FRANKLIN COUNTY, Va. – Black and white, young and old, about three dozen people gathered at the Pigg River Community Center Thursday afternoon to listen to community leaders speak about topics related to the coronavirus.
The event was organized by the Franklin County NAACP chapter.
“We’re just trying to make it known that there is an NAACP chapter in Franklin County,” Franklin County NAACP President Walter Lawson Jr. said.
Questions for Franklin County Schools’ superintendent, not all of which were related to the virus, however, took up the bulk of the hour-long event.
The first question was about recruiting teachers.
“What plans are you guys making to go out to HBCUs,” an attendee asked.
“I’ve personally gone with our HR director to historically black colleges to be able to recruit,” Superintendent Dr. Mar Church said. “When we recruit out of colleges, it’s hard to pull someone out of their home environment.”
But as far as how many teachers have been recruited from HBCUs? The superintendent didn’t have an exact number to give.
Another person wanted to know what punishment someone will receive if they show up to school wearing something with the Confederate battle flag now that the school board has banned it
“There will be discipline. I can’t exactly say what the discipline is,” Church said.
Regarding the virus, one man wanted to know what will happen to teachers if they have to stay home because someone in their classroom tested positive.
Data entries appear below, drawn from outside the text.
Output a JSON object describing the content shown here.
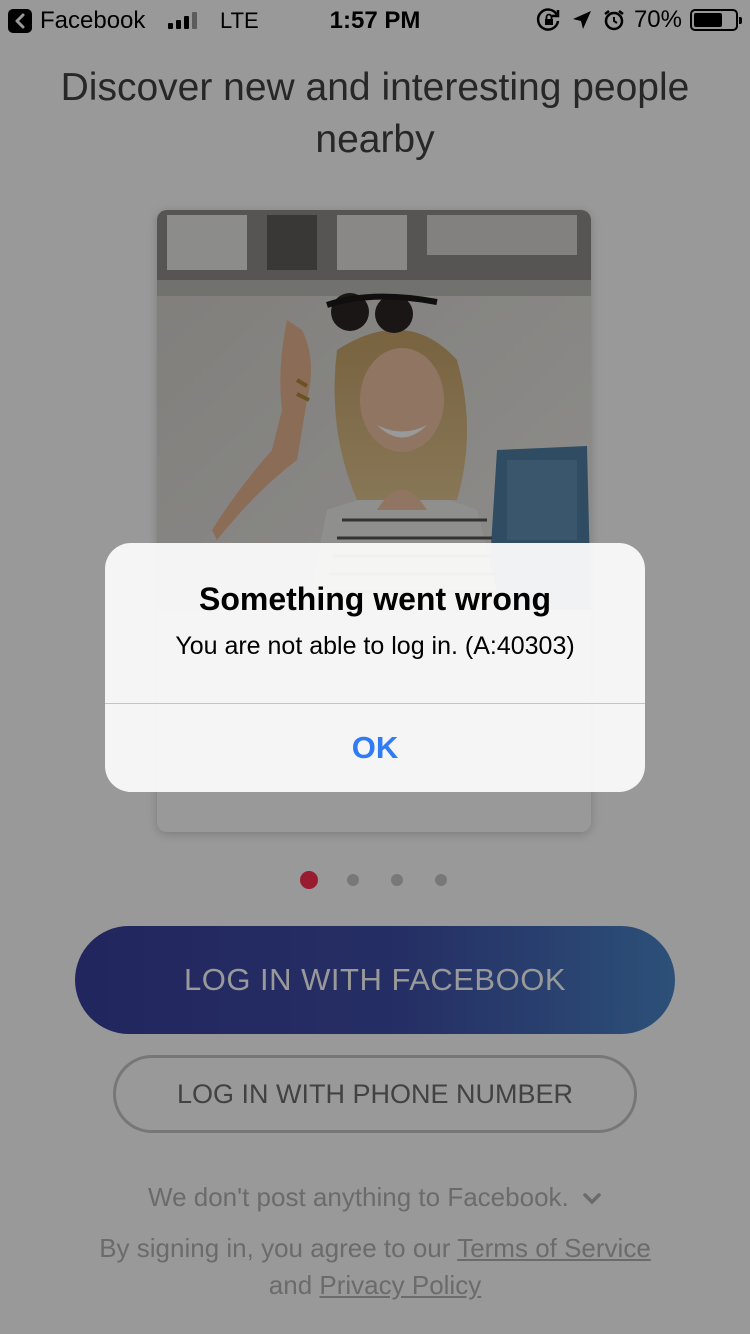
{
  "status_bar": {
    "back_app": "Facebook",
    "network": "LTE",
    "time": "1:57 PM",
    "battery_percent": "70%",
    "battery_level": 0.7,
    "icons": [
      "back-arrow-icon",
      "signal-icon",
      "rotation-lock-icon",
      "location-arrow-icon",
      "alarm-icon",
      "battery-icon"
    ]
  },
  "headline": "Discover new and interesting people nearby",
  "carousel": {
    "page_count": 4,
    "active_index": 0,
    "active_color": "#fd2d4f"
  },
  "buttons": {
    "facebook_login": "LOG IN WITH FACEBOOK",
    "phone_login": "LOG IN WITH PHONE NUMBER"
  },
  "note": "We don't post anything to Facebook.",
  "legal": {
    "prefix": "By signing in, you agree to our ",
    "terms": "Terms of Service",
    "connector": " and ",
    "privacy": "Privacy Policy"
  },
  "alert": {
    "title": "Something went wrong",
    "message": "You are not able to log in. (A:40303)",
    "ok_label": "OK",
    "ok_color": "#2f7cf6"
  },
  "colors": {
    "facebook_gradient_start": "#3a3f9e",
    "facebook_gradient_end": "#4a86c9"
  }
}
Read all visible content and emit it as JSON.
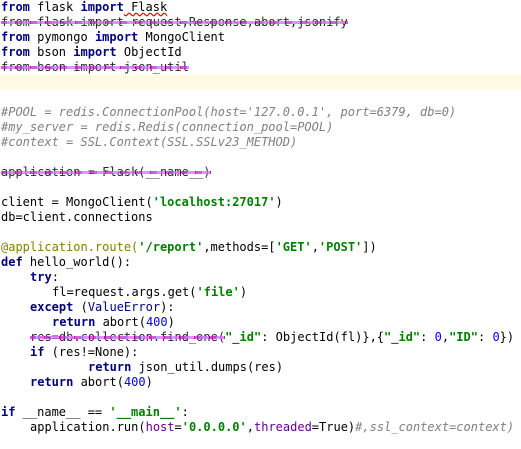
{
  "editor": {
    "lines": [
      {
        "l1_kw1": "from",
        "l1_mod": " flask ",
        "l1_kw2": "import",
        "l1_name": " Flask"
      },
      {
        "l2_text": "from flask import request,Response,abort,jsonify"
      },
      {
        "l3_kw1": "from",
        "l3_mod": " pymongo ",
        "l3_kw2": "import",
        "l3_name": " MongoClient"
      },
      {
        "l4_kw1": "from",
        "l4_mod": " bson ",
        "l4_kw2": "import",
        "l4_name": " ObjectId"
      },
      {
        "l5_text": "from bson import json_util"
      }
    ],
    "comments": [
      "#POOL = redis.ConnectionPool(host='127.0.0.1', port=6379, db=0)",
      "#my_server = redis.Redis(connection_pool=POOL)",
      "#context = SSL.Context(SSL.SSLv23_METHOD)"
    ],
    "app_line": "application = Flask(__name__)",
    "client_line": {
      "pre": "client = MongoClient(",
      "str": "'localhost:27017'",
      "post": ")"
    },
    "db_line": "db=client.connections",
    "decorator": {
      "dec": "@application.route(",
      "str1": "'/report'",
      "mid": ",methods=[",
      "str2": "'GET'",
      "comma": ",",
      "str3": "'POST'",
      "end": "])"
    },
    "def_line": {
      "kw": "def",
      "name": " hello_world():"
    },
    "try_line": {
      "kw": "try",
      "colon": ":"
    },
    "fl_line": {
      "pre": "fl=request.args.get(",
      "str": "'file'",
      "post": ")"
    },
    "except_line": {
      "kw": "except",
      "open": " (",
      "exc": "ValueError",
      "close": "):"
    },
    "return_abort": {
      "kw": "return",
      "pre": " abort(",
      "num": "400",
      "post": ")"
    },
    "res_line": {
      "pre": "res=db.collection.find_one(",
      "s1": "\"_id\"",
      "mid1": ": ObjectId(fl)},{",
      "s2": "\"_id\"",
      "mid2": ": ",
      "n1": "0",
      "comma": ",",
      "s3": "\"ID\"",
      "mid3": ": ",
      "n2": "0",
      "end": "})"
    },
    "if_res": {
      "kw": "if",
      "rest": " (res!=None):"
    },
    "return_dumps": {
      "kw": "return",
      "rest": " json_util.dumps(res)"
    },
    "return_abort2": {
      "kw": "return",
      "pre": " abort(",
      "num": "400",
      "post": ")"
    },
    "main_if": {
      "kw": "if",
      "pre": " __name__ == ",
      "str": "'__main__'",
      "post": ":"
    },
    "run_line": {
      "pre": "application.run(",
      "p1": "host",
      "eq1": "=",
      "s1": "'0.0.0.0'",
      "comma": ",",
      "p2": "threaded",
      "eq2": "=True)",
      "cmt": "#,ssl_context=context)"
    }
  }
}
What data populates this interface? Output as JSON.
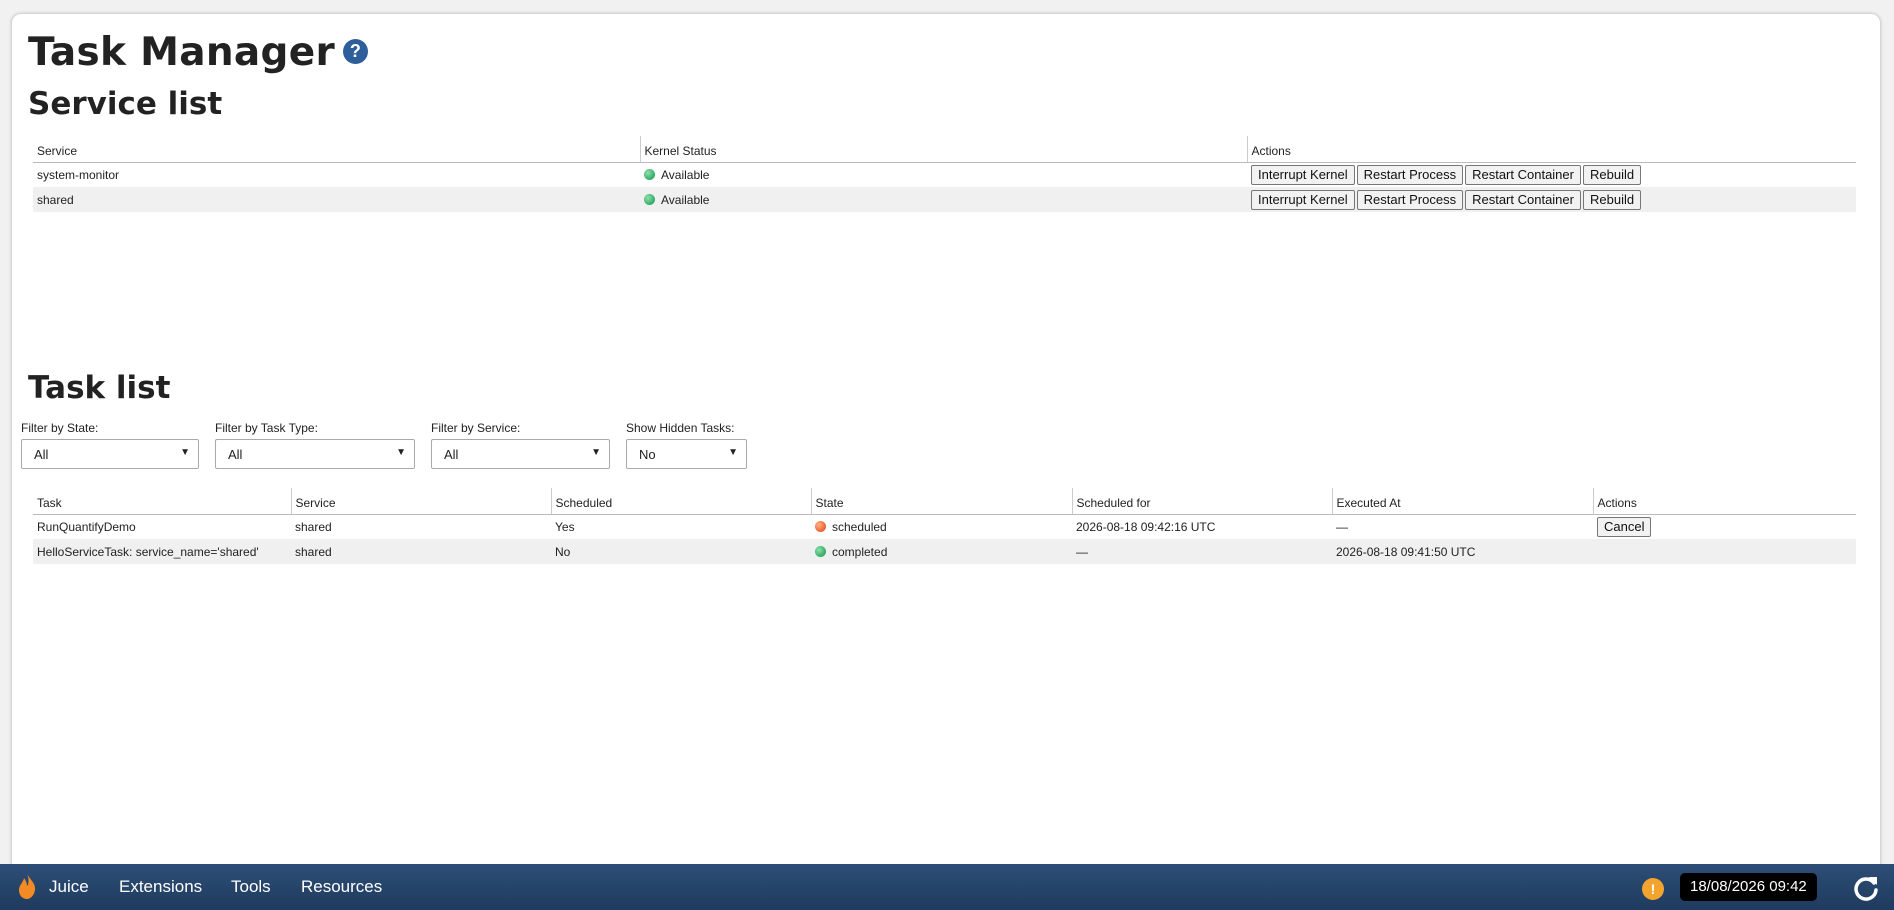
{
  "page_title": "Task Manager",
  "help_icon_label": "?",
  "services": {
    "title": "Service list",
    "columns": [
      "Service",
      "Kernel Status",
      "Actions"
    ],
    "rows": [
      {
        "service": "system-monitor",
        "status": "Available"
      },
      {
        "service": "shared",
        "status": "Available"
      }
    ],
    "actions": [
      "Interrupt Kernel",
      "Restart Process",
      "Restart Container",
      "Rebuild"
    ]
  },
  "tasks": {
    "title": "Task list",
    "filters": [
      {
        "label": "Filter by State:",
        "value": "All"
      },
      {
        "label": "Filter by Task Type:",
        "value": "All"
      },
      {
        "label": "Filter by Service:",
        "value": "All"
      },
      {
        "label": "Show Hidden Tasks:",
        "value": "No"
      }
    ],
    "columns": [
      "Task",
      "Service",
      "Scheduled",
      "State",
      "Scheduled for",
      "Executed At",
      "Actions"
    ],
    "rows": [
      {
        "task": "RunQuantifyDemo",
        "service": "shared",
        "scheduled": "Yes",
        "state": "scheduled",
        "scheduled_for": "2026-08-18 09:42:16 UTC",
        "executed_at": "—",
        "action": "Cancel"
      },
      {
        "task": "HelloServiceTask: service_name='shared'",
        "service": "shared",
        "scheduled": "No",
        "state": "completed",
        "scheduled_for": "—",
        "executed_at": "2026-08-18 09:41:50 UTC",
        "action": ""
      }
    ]
  },
  "colors": {
    "available": "#3cb371",
    "scheduled": "#f26b3a",
    "completed": "#3cb371",
    "taskbar": "#24456b",
    "help": "#2f5f9a",
    "warning": "#f3a42f"
  },
  "taskbar": {
    "menu": [
      "Juice",
      "Extensions",
      "Tools",
      "Resources"
    ],
    "warning_label": "!",
    "clock": "18/08/2026 09:42"
  }
}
“Are they going to be paid if they don’t have enough sick leave?” the man asked.
“Hopefully, what we’re going to be able to do, let’s cross our fingers, is that that individual can go home and get online and still direct class,” Church responded. “We have up to two weeks that everyone has to pay for COVID-related expenses.”
Other questions included what is being done to accommodate special needs students and how the district is addressing a concern that students are falling behind since they’ve had to learn from home while schools are closed.
The climax of the news conference was a rousing speech by Roanoke NAACP President Brenda Hale. Her speech included reciting the names of African Americans killed in recent years.
“Their names mean something. Their Black lives matter,” said Hale.
Volunteers were also on hand to help people become members of the Franklin County NAACP and register to vote.